CORAL GABLES, FLA. (WSVN) - In what was a sad start to her weekend, a Coral Gables woman found a dead baby manatee behind her home, and she said it’s the second such discovery she has made in less than a year.
Small and quite possibly starving, the calf’s body washed up behind Ilaria Pezzatini’s home, Saturday morning.
“It was very small. I’ve never seen such a manatee that small,” said neighbor Zoe Diedrich.
Pezzatini said this is the second baby manatee she’s found in the waters behind her home in less than a year.
“This baby manatee didn’t have any boat marks on the back. When they picked it up, we looked at it, and it didn’t have anything that showed any boat had run it over, so I’ve heard that there are some environmental causes,” she said.
According to the Florida Fish and Wildlife Conservation Commission, environmental causes are taking a toll on the manatee population.
In 2021, preliminary data released by the FWC revealed more than 1,100 manatees died in 2021, a record number.
That figure is nearly double the annual number of deaths in recent years. For comparison, in 2020, the FWC reported 637 manatee deaths.
Officials attribute most deaths to environmental conditions and starvation, and they said the main culprit here is pollution.
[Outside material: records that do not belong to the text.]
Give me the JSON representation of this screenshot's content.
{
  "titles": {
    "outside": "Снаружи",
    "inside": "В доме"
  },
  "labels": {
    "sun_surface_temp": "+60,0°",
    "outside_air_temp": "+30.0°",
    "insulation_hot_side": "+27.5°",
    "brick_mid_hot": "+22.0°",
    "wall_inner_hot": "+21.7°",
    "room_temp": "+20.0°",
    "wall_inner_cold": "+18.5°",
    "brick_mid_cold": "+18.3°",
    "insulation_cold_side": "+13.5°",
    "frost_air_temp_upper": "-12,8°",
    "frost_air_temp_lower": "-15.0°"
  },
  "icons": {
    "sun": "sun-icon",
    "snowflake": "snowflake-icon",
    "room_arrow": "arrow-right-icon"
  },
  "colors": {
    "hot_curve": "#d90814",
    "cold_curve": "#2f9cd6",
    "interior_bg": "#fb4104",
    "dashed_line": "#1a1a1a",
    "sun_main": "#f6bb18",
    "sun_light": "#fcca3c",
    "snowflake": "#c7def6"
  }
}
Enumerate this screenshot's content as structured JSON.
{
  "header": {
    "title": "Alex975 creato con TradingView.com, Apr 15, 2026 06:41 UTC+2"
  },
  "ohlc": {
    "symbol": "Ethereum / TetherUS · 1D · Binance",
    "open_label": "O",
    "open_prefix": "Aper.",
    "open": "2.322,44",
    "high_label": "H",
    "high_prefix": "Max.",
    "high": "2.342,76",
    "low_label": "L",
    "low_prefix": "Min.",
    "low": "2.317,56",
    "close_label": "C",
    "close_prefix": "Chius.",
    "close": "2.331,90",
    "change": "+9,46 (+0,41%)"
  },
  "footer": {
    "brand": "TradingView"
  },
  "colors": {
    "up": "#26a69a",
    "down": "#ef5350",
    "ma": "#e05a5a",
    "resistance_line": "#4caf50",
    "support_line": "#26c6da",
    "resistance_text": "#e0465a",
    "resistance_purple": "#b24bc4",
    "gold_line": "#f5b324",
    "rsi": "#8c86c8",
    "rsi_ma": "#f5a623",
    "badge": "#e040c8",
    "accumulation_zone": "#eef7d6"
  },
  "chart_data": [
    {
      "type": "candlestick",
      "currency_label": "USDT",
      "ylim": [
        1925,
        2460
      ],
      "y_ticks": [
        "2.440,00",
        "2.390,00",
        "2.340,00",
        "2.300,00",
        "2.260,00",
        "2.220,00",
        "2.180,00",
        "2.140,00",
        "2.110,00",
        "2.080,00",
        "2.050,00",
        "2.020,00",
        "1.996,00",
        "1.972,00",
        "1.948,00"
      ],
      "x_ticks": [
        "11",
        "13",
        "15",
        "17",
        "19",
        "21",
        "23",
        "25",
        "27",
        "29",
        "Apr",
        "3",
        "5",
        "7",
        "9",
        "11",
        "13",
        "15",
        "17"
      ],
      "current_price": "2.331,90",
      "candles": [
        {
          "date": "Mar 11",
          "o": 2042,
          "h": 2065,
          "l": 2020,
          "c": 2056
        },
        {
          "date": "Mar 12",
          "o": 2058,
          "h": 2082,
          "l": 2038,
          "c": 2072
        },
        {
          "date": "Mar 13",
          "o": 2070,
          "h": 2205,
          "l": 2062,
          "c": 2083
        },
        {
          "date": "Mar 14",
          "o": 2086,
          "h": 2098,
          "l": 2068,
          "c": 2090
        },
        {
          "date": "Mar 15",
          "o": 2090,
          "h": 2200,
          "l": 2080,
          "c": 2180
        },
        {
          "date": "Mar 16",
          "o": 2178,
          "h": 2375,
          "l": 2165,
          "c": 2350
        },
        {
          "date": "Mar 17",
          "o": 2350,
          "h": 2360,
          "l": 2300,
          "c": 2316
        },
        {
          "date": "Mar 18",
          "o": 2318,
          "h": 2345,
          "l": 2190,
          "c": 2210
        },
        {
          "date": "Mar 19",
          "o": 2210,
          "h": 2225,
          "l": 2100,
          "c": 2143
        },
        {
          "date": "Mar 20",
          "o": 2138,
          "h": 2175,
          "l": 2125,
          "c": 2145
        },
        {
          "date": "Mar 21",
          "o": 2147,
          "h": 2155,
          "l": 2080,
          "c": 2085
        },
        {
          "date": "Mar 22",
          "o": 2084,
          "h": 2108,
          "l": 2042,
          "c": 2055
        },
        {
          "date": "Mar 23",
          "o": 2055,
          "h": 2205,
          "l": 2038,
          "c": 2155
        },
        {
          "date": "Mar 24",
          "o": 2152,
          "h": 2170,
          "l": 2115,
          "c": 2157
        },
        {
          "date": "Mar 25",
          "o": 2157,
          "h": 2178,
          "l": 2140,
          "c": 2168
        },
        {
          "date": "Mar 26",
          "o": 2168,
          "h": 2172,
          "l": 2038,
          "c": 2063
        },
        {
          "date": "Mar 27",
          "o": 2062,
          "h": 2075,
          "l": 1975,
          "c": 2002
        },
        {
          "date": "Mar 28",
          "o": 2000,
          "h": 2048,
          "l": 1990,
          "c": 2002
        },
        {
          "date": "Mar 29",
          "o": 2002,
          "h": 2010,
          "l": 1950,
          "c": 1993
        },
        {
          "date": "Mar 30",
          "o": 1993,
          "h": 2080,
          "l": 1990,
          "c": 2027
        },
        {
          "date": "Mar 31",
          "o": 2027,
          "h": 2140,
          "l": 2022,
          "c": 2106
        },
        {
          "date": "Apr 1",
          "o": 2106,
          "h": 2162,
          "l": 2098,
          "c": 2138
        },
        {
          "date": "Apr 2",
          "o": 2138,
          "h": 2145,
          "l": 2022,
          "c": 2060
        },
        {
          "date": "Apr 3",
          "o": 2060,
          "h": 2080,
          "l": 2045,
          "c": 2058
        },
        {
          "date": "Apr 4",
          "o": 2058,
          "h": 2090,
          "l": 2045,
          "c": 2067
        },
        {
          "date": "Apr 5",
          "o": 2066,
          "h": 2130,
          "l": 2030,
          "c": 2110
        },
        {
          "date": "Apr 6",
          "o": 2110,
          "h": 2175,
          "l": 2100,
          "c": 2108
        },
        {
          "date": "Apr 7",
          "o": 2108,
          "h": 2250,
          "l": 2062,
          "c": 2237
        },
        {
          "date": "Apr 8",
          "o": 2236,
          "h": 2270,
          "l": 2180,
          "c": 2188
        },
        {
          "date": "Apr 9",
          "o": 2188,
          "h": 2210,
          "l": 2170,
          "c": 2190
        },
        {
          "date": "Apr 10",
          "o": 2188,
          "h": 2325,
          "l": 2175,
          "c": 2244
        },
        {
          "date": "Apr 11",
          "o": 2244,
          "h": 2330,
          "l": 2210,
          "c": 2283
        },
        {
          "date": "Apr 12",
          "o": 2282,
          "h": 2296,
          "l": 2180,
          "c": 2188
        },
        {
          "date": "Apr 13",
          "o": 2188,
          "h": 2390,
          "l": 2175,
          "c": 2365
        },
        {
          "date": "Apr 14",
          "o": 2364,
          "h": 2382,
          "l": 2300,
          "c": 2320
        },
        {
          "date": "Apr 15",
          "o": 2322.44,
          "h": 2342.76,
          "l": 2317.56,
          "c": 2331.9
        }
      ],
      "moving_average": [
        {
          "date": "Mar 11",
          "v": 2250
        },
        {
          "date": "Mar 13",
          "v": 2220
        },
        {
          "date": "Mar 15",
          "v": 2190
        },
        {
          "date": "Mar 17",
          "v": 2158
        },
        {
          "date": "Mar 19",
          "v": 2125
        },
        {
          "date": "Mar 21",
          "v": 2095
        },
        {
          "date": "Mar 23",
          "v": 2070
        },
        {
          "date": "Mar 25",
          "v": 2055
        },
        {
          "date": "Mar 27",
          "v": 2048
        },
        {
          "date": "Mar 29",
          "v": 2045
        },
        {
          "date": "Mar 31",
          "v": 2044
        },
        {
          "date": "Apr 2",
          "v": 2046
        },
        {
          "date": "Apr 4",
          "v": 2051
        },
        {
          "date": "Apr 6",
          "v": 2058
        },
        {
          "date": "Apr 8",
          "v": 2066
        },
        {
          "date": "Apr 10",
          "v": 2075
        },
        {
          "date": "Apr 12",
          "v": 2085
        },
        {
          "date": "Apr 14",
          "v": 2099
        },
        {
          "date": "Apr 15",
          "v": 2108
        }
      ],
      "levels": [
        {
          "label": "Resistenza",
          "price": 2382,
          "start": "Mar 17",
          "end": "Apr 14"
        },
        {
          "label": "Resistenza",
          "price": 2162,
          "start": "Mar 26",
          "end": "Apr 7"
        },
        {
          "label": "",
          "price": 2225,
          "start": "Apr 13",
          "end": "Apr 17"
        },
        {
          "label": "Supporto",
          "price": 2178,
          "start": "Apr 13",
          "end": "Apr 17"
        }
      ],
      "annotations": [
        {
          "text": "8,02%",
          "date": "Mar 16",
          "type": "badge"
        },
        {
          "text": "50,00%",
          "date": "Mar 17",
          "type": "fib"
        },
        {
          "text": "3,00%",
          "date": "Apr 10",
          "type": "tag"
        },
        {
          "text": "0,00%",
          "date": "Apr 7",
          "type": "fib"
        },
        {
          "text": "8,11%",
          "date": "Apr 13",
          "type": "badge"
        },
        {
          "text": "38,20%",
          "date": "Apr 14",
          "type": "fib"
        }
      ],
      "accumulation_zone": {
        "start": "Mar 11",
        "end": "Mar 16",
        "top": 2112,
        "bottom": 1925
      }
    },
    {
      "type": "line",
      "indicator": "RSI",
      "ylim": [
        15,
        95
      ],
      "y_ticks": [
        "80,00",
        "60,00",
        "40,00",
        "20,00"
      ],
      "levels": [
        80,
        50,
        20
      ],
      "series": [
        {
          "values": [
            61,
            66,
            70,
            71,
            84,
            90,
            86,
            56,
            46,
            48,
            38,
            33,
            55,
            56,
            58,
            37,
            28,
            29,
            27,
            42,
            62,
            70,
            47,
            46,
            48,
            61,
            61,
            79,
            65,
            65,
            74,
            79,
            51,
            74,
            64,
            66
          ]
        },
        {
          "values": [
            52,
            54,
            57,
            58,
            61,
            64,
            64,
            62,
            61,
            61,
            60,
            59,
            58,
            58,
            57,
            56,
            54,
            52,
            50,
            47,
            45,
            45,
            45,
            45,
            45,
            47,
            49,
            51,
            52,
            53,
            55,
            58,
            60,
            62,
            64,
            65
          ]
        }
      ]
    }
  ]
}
Poor water quality kills seagrass, the main nutrient for manatees, while creating toxic algae blooms.
“I’m a boater, and I’ve noticed the clarity of the water has changed over the years,” said Pezzatini. “The development of the city, the construction, and everything that washes from our roads into the water is creating a lot of silt in the water, and I think the city needs to enforce its laws that should prevent this from happening.”
But to really prevent this from happening, Diedrich said, everyone needs to come to the understanding that they are all pieces of Mother Nature’s puzzle.
“Just be conscious about what products you’re using and also be conscious about the actions you’re taking,” she said. “It really touches your heart, ’cause there’s really nothing that anyone thinks they can do in their daily lives, but there are, and the little things can make an impact.”
Manatees are currently listed as threatened, so they are still protected. A proposed bill would reclassify them as an endangered species.